626 Long-term outcomes of a randomized trial of two multipeptide melanoma vaccines (Mel39) suggests outcome differences based on participant sex

Background

Cancer vaccines containing peptides presented by Class I MHC can stimulate strong CD8+ T cell responses. Melanocyte differentiation proteins (MDP) and cancer-testis antigens (CTA) are shared antigens commonly expressed by melanoma cells, but effectiveness may be limited by immune evasion after vaccination with a limited number of antigens. The Mel39 vaccine trial tested safety and immunologic effects of vaccination with 12 Class I MHC-restricted melanoma peptides (12MP) derived from MDP and CTA compared to a four-peptide vaccine (4MP) derived from MDP. In our original report, 12MP vaccines produced a broader and more robust immune response than 4MP, despite competition for binding to MHC molecules.¹ Clinical outcome correlated with immune responses.¹ The objective of the present study was to assess long-term clinical outcomes.

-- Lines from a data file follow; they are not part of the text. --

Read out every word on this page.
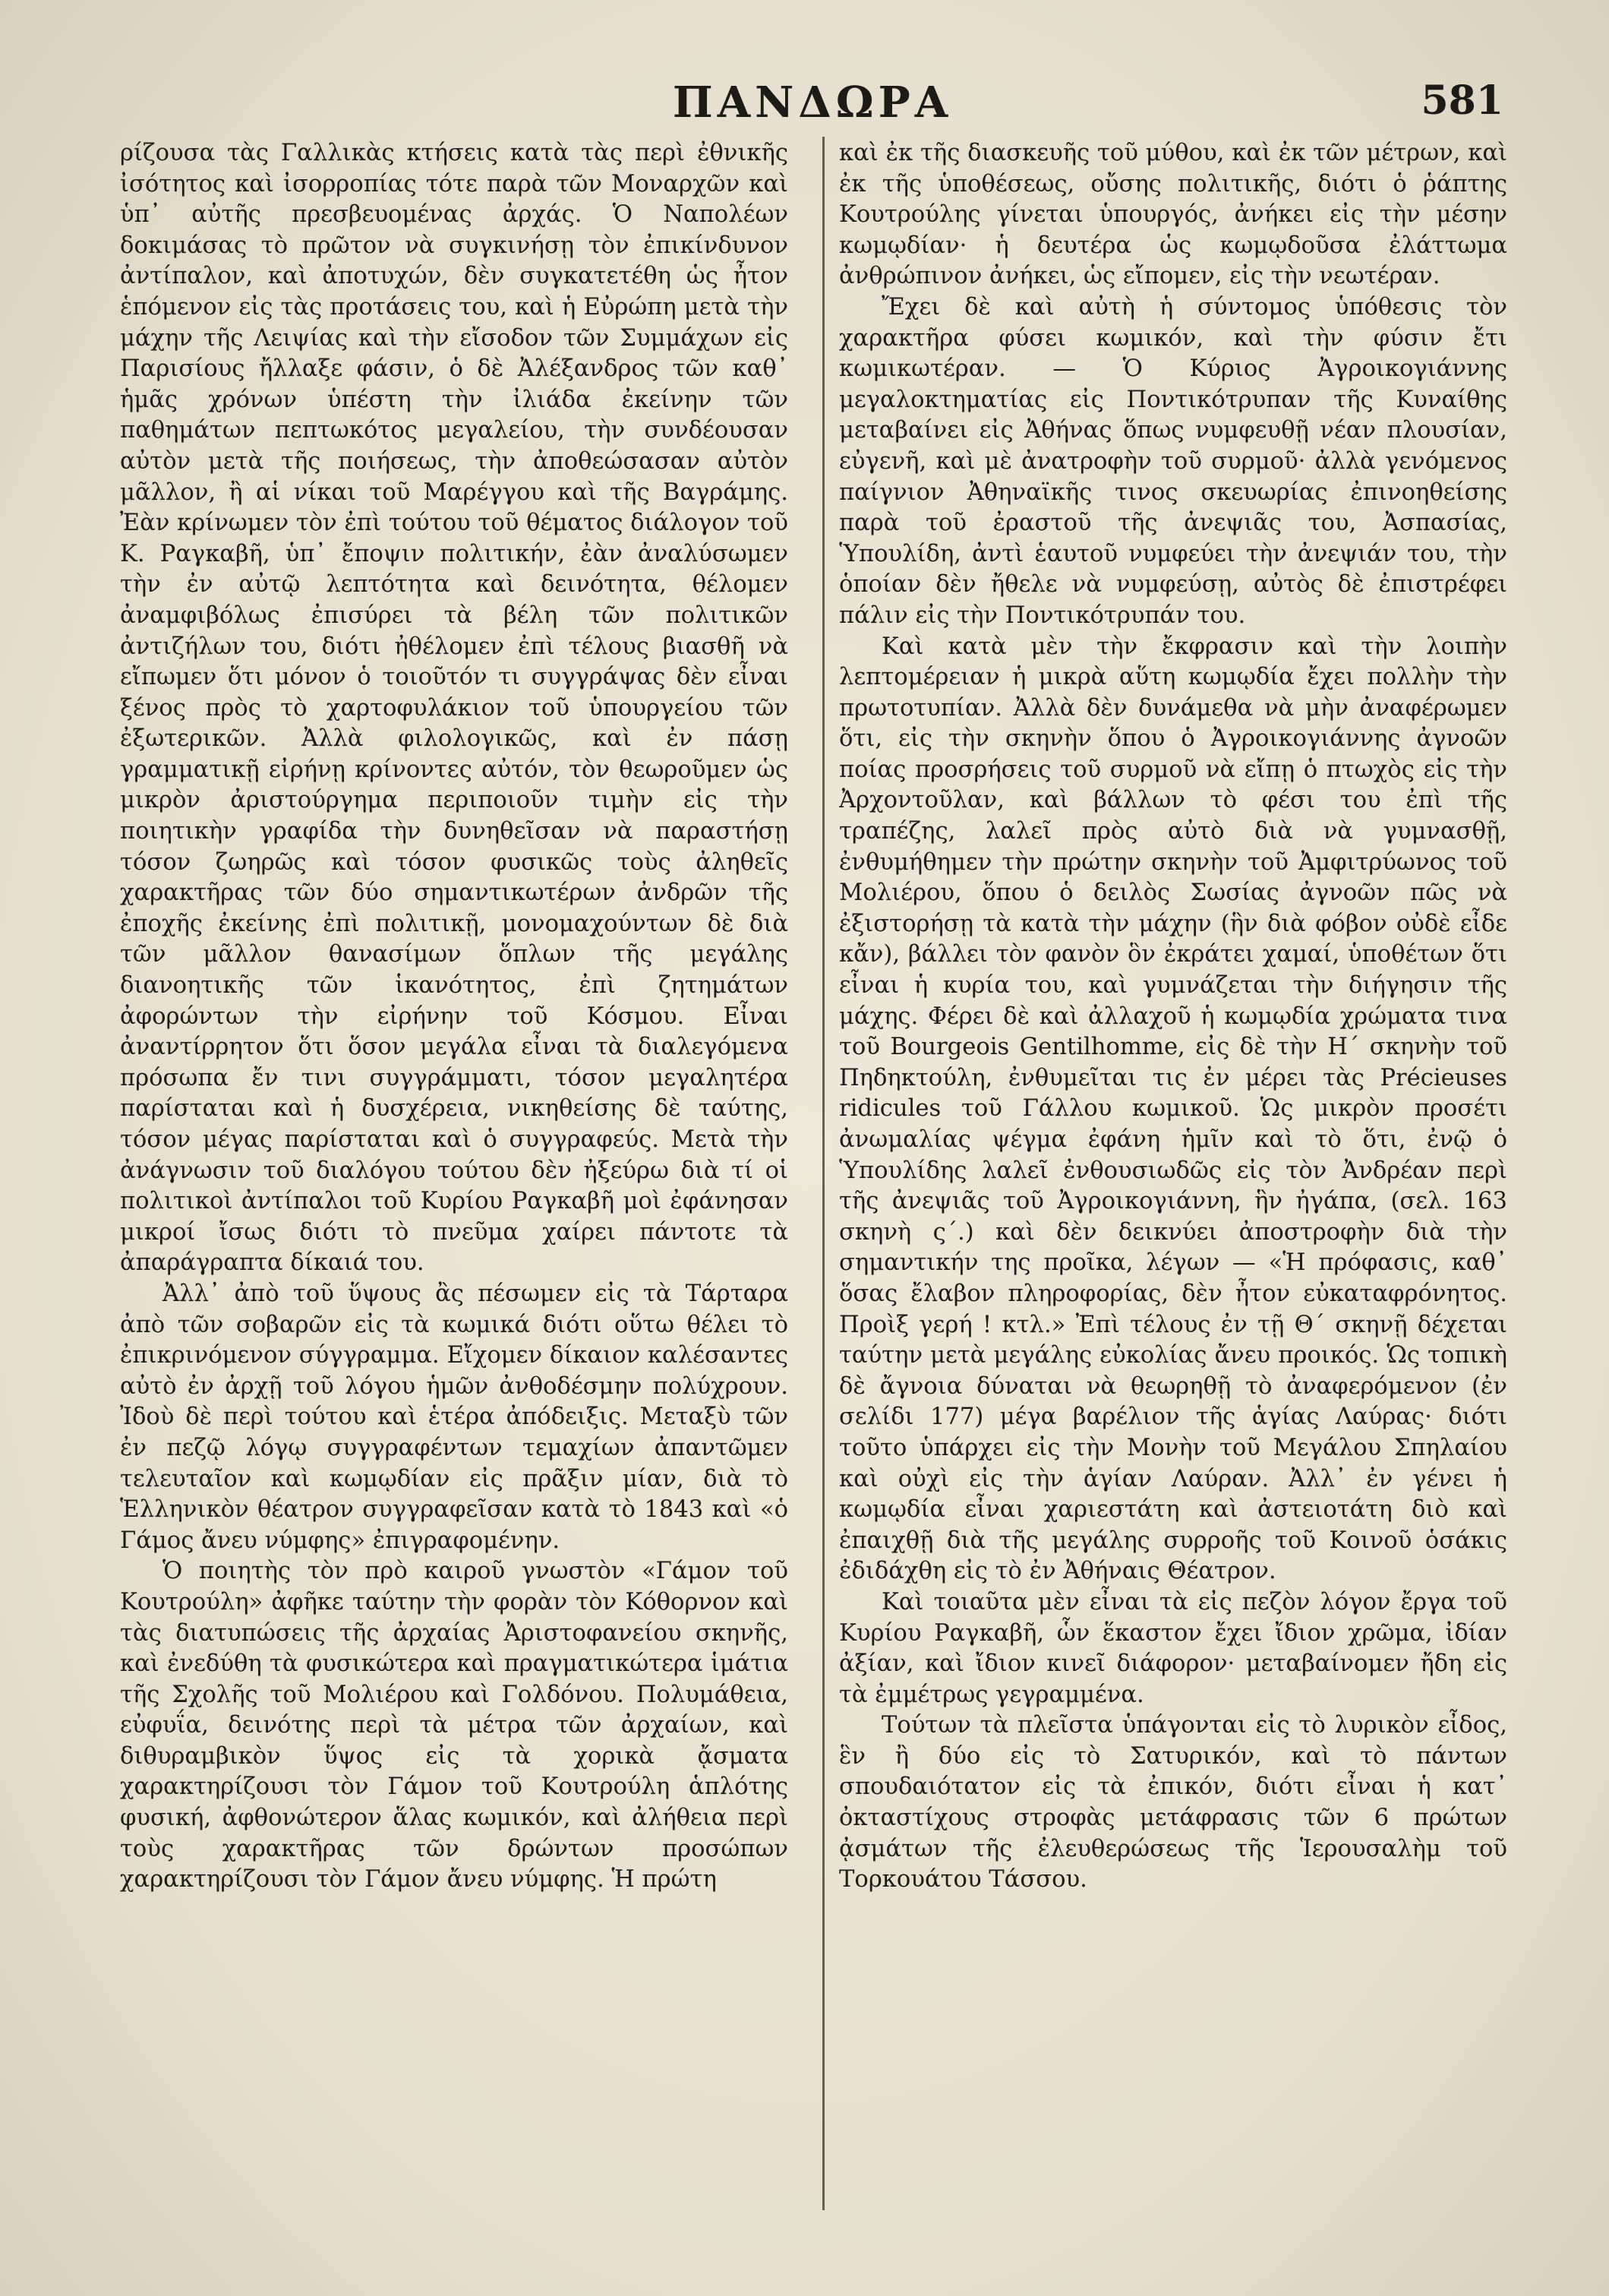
ΠΑΝΔΩΡΑ	581

ρίζουσα τὰς Γαλλικὰς κτήσεις κατὰ τὰς περὶ ἐθνικῆς ἰσότητος καὶ ἰσορροπίας τότε παρὰ τῶν Μοναρχῶν καὶ ὑπ᾽ αὐτῆς πρεσβευομένας ἀρχάς. Ὁ Ναπολέων δοκιμάσας τὸ πρῶτον νὰ συγκινήσῃ τὸν ἐπικίνδυνον ἀντίπαλον, καὶ ἀποτυχών, δὲν συγκατετέθη ὡς ἦτον ἑπόμενον εἰς τὰς προτάσεις του, καὶ ἡ Εὐρώπη μετὰ τὴν μάχην τῆς Λειψίας καὶ τὴν εἴσοδον τῶν Συμμάχων εἰς Παρισίους ἤλλαξε φάσιν, ὁ δὲ Ἀλέξανδρος τῶν καθ᾽ ἡμᾶς χρόνων ὑπέστη τὴν ἰλιάδα ἐκείνην τῶν παθημάτων πεπτωκότος μεγαλείου, τὴν συνδέουσαν αὐτὸν μετὰ τῆς ποιήσεως, τὴν ἀποθεώσασαν αὐτὸν μᾶλλον, ἢ αἱ νίκαι τοῦ Μαρέγγου καὶ τῆς Βαγράμης. Ἐὰν κρίνωμεν τὸν ἐπὶ τούτου τοῦ θέματος διάλογον τοῦ Κ. Ραγκαβῆ, ὑπ᾽ ἔποψιν πολιτικήν, ἐὰν ἀναλύσωμεν τὴν ἐν αὐτῷ λεπτότητα καὶ δεινότητα, θέλομεν ἀναμφιβόλως ἐπισύρει τὰ βέλη τῶν πολιτικῶν ἀντιζήλων του, διότι ἠθέλομεν ἐπὶ τέλους βιασθῆ νὰ εἴπωμεν ὅτι μόνον ὁ τοιοῦτόν τι συγγράψας δὲν εἶναι ξένος πρὸς τὸ χαρτοφυλάκιον τοῦ ὑπουργείου τῶν ἐξωτερικῶν. Ἀλλὰ φιλολογικῶς, καὶ ἐν πάσῃ γραμματικῇ εἰρήνῃ κρίνοντες αὐτόν, τὸν θεωροῦμεν ὡς μικρὸν ἀριστούργημα περιποιοῦν τιμὴν εἰς τὴν ποιητικὴν γραφίδα τὴν δυνηθεῖσαν νὰ παραστήσῃ τόσον ζωηρῶς καὶ τόσον φυσικῶς τοὺς ἀληθεῖς χαρακτῆρας τῶν δύο σημαντικωτέρων ἀνδρῶν τῆς ἐποχῆς ἐκείνης ἐπὶ πολιτικῇ, μονομαχούντων δὲ διὰ τῶν μᾶλλον θανασίμων ὅπλων τῆς μεγάλης διανοητικῆς τῶν ἱκανότητος, ἐπὶ ζητημάτων ἀφορώντων τὴν εἰρήνην τοῦ Κόσμου. Εἶναι ἀναντίρρητον ὅτι ὅσον μεγάλα εἶναι τὰ διαλεγόμενα πρόσωπα ἔν τινι συγγράμματι, τόσον μεγαλητέρα παρίσταται καὶ ἡ δυσχέρεια, νικηθείσης δὲ ταύτης, τόσον μέγας παρίσταται καὶ ὁ συγγραφεύς. Μετὰ τὴν ἀνάγνωσιν τοῦ διαλόγου τούτου δὲν ἠξεύρω διὰ τί οἱ πολιτικοὶ ἀντίπαλοι τοῦ Κυρίου Ραγκαβῆ μοὶ ἐφάνησαν μικροί ἴσως διότι τὸ πνεῦμα χαίρει πάντοτε τὰ ἀπαράγραπτα δίκαιά του.

Ἀλλ᾽ ἀπὸ τοῦ ὕψους ἂς πέσωμεν εἰς τὰ Τάρταρα ἀπὸ τῶν σοβαρῶν εἰς τὰ κωμικά διότι οὕτω θέλει τὸ ἐπικρινόμενον σύγγραμμα. Εἴχομεν δίκαιον καλέσαντες αὐτὸ ἐν ἀρχῇ τοῦ λόγου ἡμῶν ἀνθοδέσμην πολύχρουν. Ἰδοὺ δὲ περὶ τούτου καὶ ἑτέρα ἀπόδειξις. Μεταξὺ τῶν ἐν πεζῷ λόγῳ συγγραφέντων τεμαχίων ἀπαντῶμεν τελευταῖον καὶ κωμῳδίαν εἰς πρᾶξιν μίαν, διὰ τὸ Ἑλληνικὸν θέατρον συγγραφεῖσαν κατὰ τὸ 1843 καὶ «ὁ Γάμος ἄνευ νύμφης» ἐπιγραφομένην.

Ὁ ποιητὴς τὸν πρὸ καιροῦ γνωστὸν «Γάμον τοῦ Κουτρούλη» ἀφῆκε ταύτην τὴν φορὰν τὸν Κόθορνον καὶ τὰς διατυπώσεις τῆς ἀρχαίας Ἀριστοφανείου σκηνῆς, καὶ ἐνεδύθη τὰ φυσικώτερα καὶ πραγματικώτερα ἱμάτια τῆς Σχολῆς τοῦ Μολιέρου καὶ Γολδόνου. Πολυμάθεια, εὐφυΐα, δεινότης περὶ τὰ μέτρα τῶν ἀρχαίων, καὶ διθυραμβικὸν ὕψος εἰς τὰ χορικὰ ᾄσματα χαρακτηρίζουσι τὸν Γάμον τοῦ Κουτρούλη ἁπλότης φυσική, ἀφθονώτερον ἅλας κωμικόν, καὶ ἀλήθεια περὶ τοὺς χαρακτῆρας τῶν δρώντων προσώπων χαρακτηρίζουσι τὸν Γάμον ἄνευ νύμφης. Ἡ πρώτη

καὶ ἐκ τῆς διασκευῆς τοῦ μύθου, καὶ ἐκ τῶν μέτρων, καὶ ἐκ τῆς ὑποθέσεως, οὔσης πολιτικῆς, διότι ὁ ῥάπτης Κουτρούλης γίνεται ὑπουργός, ἀνήκει εἰς τὴν μέσην κωμῳδίαν· ἡ δευτέρα ὡς κωμῳδοῦσα ἐλάττωμα ἀνθρώπινον ἀνήκει, ὡς εἴπομεν, εἰς τὴν νεωτέραν.

Ἔχει δὲ καὶ αὐτὴ ἡ σύντομος ὑπόθεσις τὸν χαρακτῆρα φύσει κωμικόν, καὶ τὴν φύσιν ἔτι κωμικωτέραν. — Ὁ Κύριος Ἀγροικογιάννης μεγαλοκτηματίας εἰς Ποντικότρυπαν τῆς Κυναίθης μεταβαίνει εἰς Ἀθήνας ὅπως νυμφευθῇ νέαν πλουσίαν, εὐγενῆ, καὶ μὲ ἀνατροφὴν τοῦ συρμοῦ· ἀλλὰ γενόμενος παίγνιον Ἀθηναϊκῆς τινος σκευωρίας ἐπινοηθείσης παρὰ τοῦ ἐραστοῦ τῆς ἀνεψιᾶς του, Ἀσπασίας, Ὑπουλίδη, ἀντὶ ἑαυτοῦ νυμφεύει τὴν ἀνεψιάν του, τὴν ὁποίαν δὲν ἤθελε νὰ νυμφεύσῃ, αὐτὸς δὲ ἐπιστρέφει πάλιν εἰς τὴν Ποντικότρυπάν του.

Καὶ κατὰ μὲν τὴν ἔκφρασιν καὶ τὴν λοιπὴν λεπτομέρειαν ἡ μικρὰ αὕτη κωμῳδία ἔχει πολλὴν τὴν πρωτοτυπίαν. Ἀλλὰ δὲν δυνάμεθα νὰ μὴν ἀναφέρωμεν ὅτι, εἰς τὴν σκηνὴν ὅπου ὁ Ἀγροικογιάννης ἀγνοῶν ποίας προσρήσεις τοῦ συρμοῦ νὰ εἴπῃ ὁ πτωχὸς εἰς τὴν Ἀρχοντοῦλαν, καὶ βάλλων τὸ φέσι του ἐπὶ τῆς τραπέζης, λαλεῖ πρὸς αὐτὸ διὰ νὰ γυμνασθῇ, ἐνθυμήθημεν τὴν πρώτην σκηνὴν τοῦ Ἀμφιτρύωνος τοῦ Μολιέρου, ὅπου ὁ δειλὸς Σωσίας ἀγνοῶν πῶς νὰ ἐξιστορήσῃ τὰ κατὰ τὴν μάχην (ἣν διὰ φόβον οὐδὲ εἶδε κἄν), βάλλει τὸν φανὸν ὃν ἐκράτει χαμαί, ὑποθέτων ὅτι εἶναι ἡ κυρία του, καὶ γυμνάζεται τὴν διήγησιν τῆς μάχης. Φέρει δὲ καὶ ἀλλαχοῦ ἡ κωμῳδία χρώματα τινα τοῦ Bourgeois Gentilhomme, εἰς δὲ τὴν Η´ σκηνὴν τοῦ Πηδηκτούλη, ἐνθυμεῖται τις ἐν μέρει τὰς Précieuses ridicules τοῦ Γάλλου κωμικοῦ. Ὡς μικρὸν προσέτι ἀνωμαλίας ψέγμα ἐφάνη ἡμῖν καὶ τὸ ὅτι, ἐνῷ ὁ Ὑπουλίδης λαλεῖ ἐνθουσιωδῶς εἰς τὸν Ἀνδρέαν περὶ τῆς ἀνεψιᾶς τοῦ Ἀγροικογιάννη, ἣν ἠγάπα, (σελ. 163 σκηνὴ ς´.) καὶ δὲν δεικνύει ἀποστροφὴν διὰ τὴν σημαντικήν της προῖκα, λέγων — «Ἡ πρόφασις, καθ᾽ ὅσας ἔλαβον πληροφορίας, δὲν ἦτον εὐκαταφρόνητος. Προὶξ γερή ! κτλ.» Ἐπὶ τέλους ἐν τῇ Θ´ σκηνῇ δέχεται ταύτην μετὰ μεγάλης εὐκολίας ἄνευ προικός. Ὡς τοπικὴ δὲ ἄγνοια δύναται νὰ θεωρηθῇ τὸ ἀναφερόμενον (ἐν σελίδι 177) μέγα βαρέλιον τῆς ἁγίας Λαύρας· διότι τοῦτο ὑπάρχει εἰς τὴν Μονὴν τοῦ Μεγάλου Σπηλαίου καὶ οὐχὶ εἰς τὴν ἁγίαν Λαύραν. Ἀλλ᾽ ἐν γένει ἡ κωμῳδία εἶναι χαριεστάτη καὶ ἀστειοτάτη διὸ καὶ ἐπαιχθῇ διὰ τῆς μεγάλης συρροῆς τοῦ Κοινοῦ ὁσάκις ἐδιδάχθη εἰς τὸ ἐν Ἀθήναις Θέατρον.

Καὶ τοιαῦτα μὲν εἶναι τὰ εἰς πεζὸν λόγον ἔργα τοῦ Κυρίου Ραγκαβῆ, ὧν ἕκαστον ἔχει ἴδιον χρῶμα, ἰδίαν ἀξίαν, καὶ ἴδιον κινεῖ διάφορον· μεταβαίνομεν ἤδη εἰς τὰ ἐμμέτρως γεγραμμένα.

Τούτων τὰ πλεῖστα ὑπάγονται εἰς τὸ λυρικὸν εἶδος, ἓν ἢ δύο εἰς τὸ Σατυρικόν, καὶ τὸ πάντων σπουδαιότατον εἰς τὰ ἐπικόν, διότι εἶναι ἡ κατ᾽ ὀκταστίχους στροφὰς μετάφρασις τῶν 6 πρώτων ᾀσμάτων τῆς ἐλευθερώσεως τῆς Ἱερουσαλὴμ τοῦ Τορκουάτου Τάσσου.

We hypothesized that vaccination with 12MP would improve overall survival (OS) and recurrence-free survival (RFS).

Methods

The Mel39 trial (NCT00938223) enrolled 51 eligible participants with resected stage IIB-IV melanoma randomized to vaccination with 12MP or 4MP; plus a tetanus helper peptide. Patients were followed long-term for survival and disease recurrence. To evaluate long-term clinical outcomes, differences in OS and RFS were evaluated using Kaplan-Meier survival estimates. Exploratory subgroup analyses based on patient sex were also performed. Hazard ratios (HR) are reported.

Results

With median followup of 11.1 years, OS was ~60% at 12 years for either vaccine, with a weak trend favoring vaccination with 12MP (HR 0.63, 95% CI 0.29 to 1.39; figure 1A), while RFS curves were similar (figure 1B). Exploratory analysis by patient sex revealed trends favoring 12MP for OS in males (HR 0.51, 95% CI 0.18 to 1.46, figure 2A) and for RFS in females (HR 0.43, 95% CI 0.15 to 1.22, figure 2B). Overall, females had significantly improved RFS compared to males regardless of vaccine regimen (HR 0.44, 95% CI: 0.21 to 0.90), with an approximately 30 percentage point difference in RFS at 5 and 10 years (figure 3).

Conclusions

After vaccination with multipeptide vaccines, most patients survive long-term. Adding more peptides did not significantly prolong OS or RFS, but this trial was not powered for clinical outcome. However, there were trends for favorable impact of the 12MP vaccine on OS for males and RFS for females. Also, females had significantly improved RFS compared to males, regardless of vaccine. These data support the need for analysis of the impact of patient sex on the clinical impact of cancer vaccines.